Be Up A Hello
Squarepusher
A quoi ça ressemble, une oreille de 1997 ? On a beau dire qu’on se rappelle – pour ceux qui y étaient –, ça reste assez difficile à imaginer. Qu’est-ce qui « sonnait » nouveau à l’époque ? Qu’est-ce qui sonnait rude ou énervé ? Ce qui reste dans les faits aujourd’hui, c’est qu’il y a 23 ans, un petit nouveau débarque sur une scène électronique en pleine expansion. Il s’appelle Thomas Jenkinson, et il va devenir une légende sous le nom de Squarepusher.
En 2020, Jenkinson est toujours présent et vient de sortir son seizième album, Be Up A Hello. Avec le passif du bonhomme et la densité d’une fanbase toujours aussi exigeante, pas simple d’essayer de jauger son dernier disque sans tomber dans les deux entonnoirs qui jalonnent une telle écoute : une déception voilant la nostalgie des débuts, et une réjouissance qui cacherait l’ignorance des ceux et celles qui auraient découvert le producteur anglais le mois dernier. La vraie question est donc celle-ci : la musique de Squarepusher a-t-elle changé ? Et dans les deux cas, est-ce une bonne nouvelle ?
Pour y répondre, il suffit de reprendre ses disques des débuts pour que cela saute aux yeux : même si une certaine conception du rythme se maintient à travers les disques et les morceaux, la musique de Thomas Jenkinson a énormément évolué en vingt ans. Et ce qui surprendra un peu son monde, c’est la trajectoire qu’elle a prise. D’habitude, avec l’âge, on se met à la randonnée, on écoute du jazz sur vinyle et on boit du pinard pour en sentir le goût. Autrement dit, on se range et on se calme. Avec ses derniers disques, Squarepusher n’a fait que quitter la partie instrumentale et acoustique de sa musique pour se concentrer sur une sonorité plus distordue, plus inquiétante, et plus énervée.
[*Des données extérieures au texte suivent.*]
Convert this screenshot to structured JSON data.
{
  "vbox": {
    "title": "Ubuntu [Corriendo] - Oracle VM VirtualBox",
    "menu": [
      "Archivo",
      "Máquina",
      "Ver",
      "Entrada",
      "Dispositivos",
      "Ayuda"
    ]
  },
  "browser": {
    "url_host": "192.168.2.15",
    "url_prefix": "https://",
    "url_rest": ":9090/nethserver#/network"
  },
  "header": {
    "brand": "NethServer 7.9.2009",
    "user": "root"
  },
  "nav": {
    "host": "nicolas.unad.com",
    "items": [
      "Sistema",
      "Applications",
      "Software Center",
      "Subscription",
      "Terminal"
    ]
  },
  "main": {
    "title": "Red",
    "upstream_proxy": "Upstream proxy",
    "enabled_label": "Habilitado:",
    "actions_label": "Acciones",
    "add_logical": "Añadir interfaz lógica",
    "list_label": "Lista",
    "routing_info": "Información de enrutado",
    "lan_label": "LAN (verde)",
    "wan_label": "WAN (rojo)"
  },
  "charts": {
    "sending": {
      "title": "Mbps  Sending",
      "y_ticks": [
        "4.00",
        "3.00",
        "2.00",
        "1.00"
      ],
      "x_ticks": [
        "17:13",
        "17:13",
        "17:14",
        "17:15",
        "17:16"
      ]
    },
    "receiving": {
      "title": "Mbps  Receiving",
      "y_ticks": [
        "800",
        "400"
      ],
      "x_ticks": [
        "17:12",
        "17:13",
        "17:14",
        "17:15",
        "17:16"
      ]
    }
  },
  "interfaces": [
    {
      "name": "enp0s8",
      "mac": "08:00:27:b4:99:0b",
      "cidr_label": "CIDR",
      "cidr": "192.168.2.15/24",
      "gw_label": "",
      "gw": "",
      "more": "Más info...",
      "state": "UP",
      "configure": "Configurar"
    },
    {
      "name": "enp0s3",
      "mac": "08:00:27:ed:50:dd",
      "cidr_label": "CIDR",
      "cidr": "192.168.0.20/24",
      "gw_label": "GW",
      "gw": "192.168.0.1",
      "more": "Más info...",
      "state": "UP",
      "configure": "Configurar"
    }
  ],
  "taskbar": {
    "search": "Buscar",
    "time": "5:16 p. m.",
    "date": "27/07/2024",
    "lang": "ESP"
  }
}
Depuis le début de sa carrière, on parle d’une drill and bass qui se traduirait plutôt en un drill and jazz dans le cas qui nous intéresse. Mais clairement, la façon qu’il a de pratiquer cette musique depuis quelques années est assez différente de celle qui était à l’oeuvre dans Hard Normal Daddy, ni même dans Go Plastic. La rapidité du batteur de free jazz est devenue celle du poseur de dubstep et de breakcore, et l’atmosphère d’une cave où s’expérimente l’électronique anglaise a parfois pris des allures d’une grosse teuf en haute montagne. C’était particulièrement le cas depuis 2012 et un Ubafulum qui avait un peu changé la donne.
Dans Be Up A Hello, les choses sont plus complexes encore. Le son est toujours aussi acide et incisif, à l’image des derniers projet d’Aphex Twin, et certains titres comme « Neverlevers » ou « Vortrack » sont plus inspirés par les musiques électroniques radicales que par ce jazz qui a animé toute une partie de sa discographie. On pense à cette caisse claire symptomatique du breakcore et de la drum’n’bass, ou aux synthétiseurs de basse qui semblent tout droit sortir d’un track de drumstep d’il y a dix ans. Mais ce serait faux de dire que Squarepusher est devenu un projet dansant, et que a braindance est définitivement derrière lui. Le type ne s’est juste pas assagi une seconde, comme il le fait bien sentir sur « Speedcrank » ou « Mekrev Bass ». Ça tape très sévèrement, et ses 45 balais n’y changeront rien. Et cette atmosphère sombre d’une teuf qui tourne mal, c’est aussi ce qui permet à la lumière de bien se voir sur le disque, et notamment dans ses deux premiers morceaux. Il faut dire que « Oberlove » et « Hitsonu » est un hommage magnifique à ses premiers fans, leur montrant sa capacité à travailler sur le même modèle qu’à la fin des 90’s, et même plus subtilement encore, notamment dans la richesse d’une mélodie qui va taper plus loin encore en arrière, puisqu’elle est un très beau pastiche des thèmes de Bach.
C’est en prenant ses plus gros fans par la main que Squarepusher va les emmener dans l’univers (très) retravaillé de ses dernières aventures sonores, les baladant de terrains connus en obscurités ambient, saupoudrant parcimonieusement sa musique de ce jazz’n’drill si caractéristique pour le vriller assez pour toucher du doigt la nouveauté, mais jamais assez pour choquer son cercle d’adorateurs. Alors à celles et ceux qui connaissent Squarepusher par coeur, vous serez probablement aussi peu déçus que contentés ; mais à ceux et celles qui ne connaissent pas le bonhomme, c’est peut-être le meilleur disque pour rentrer dans son œuvre, et comprendre comment une bonne partie de la musique électronique expé s’est construite depuis sa naissance.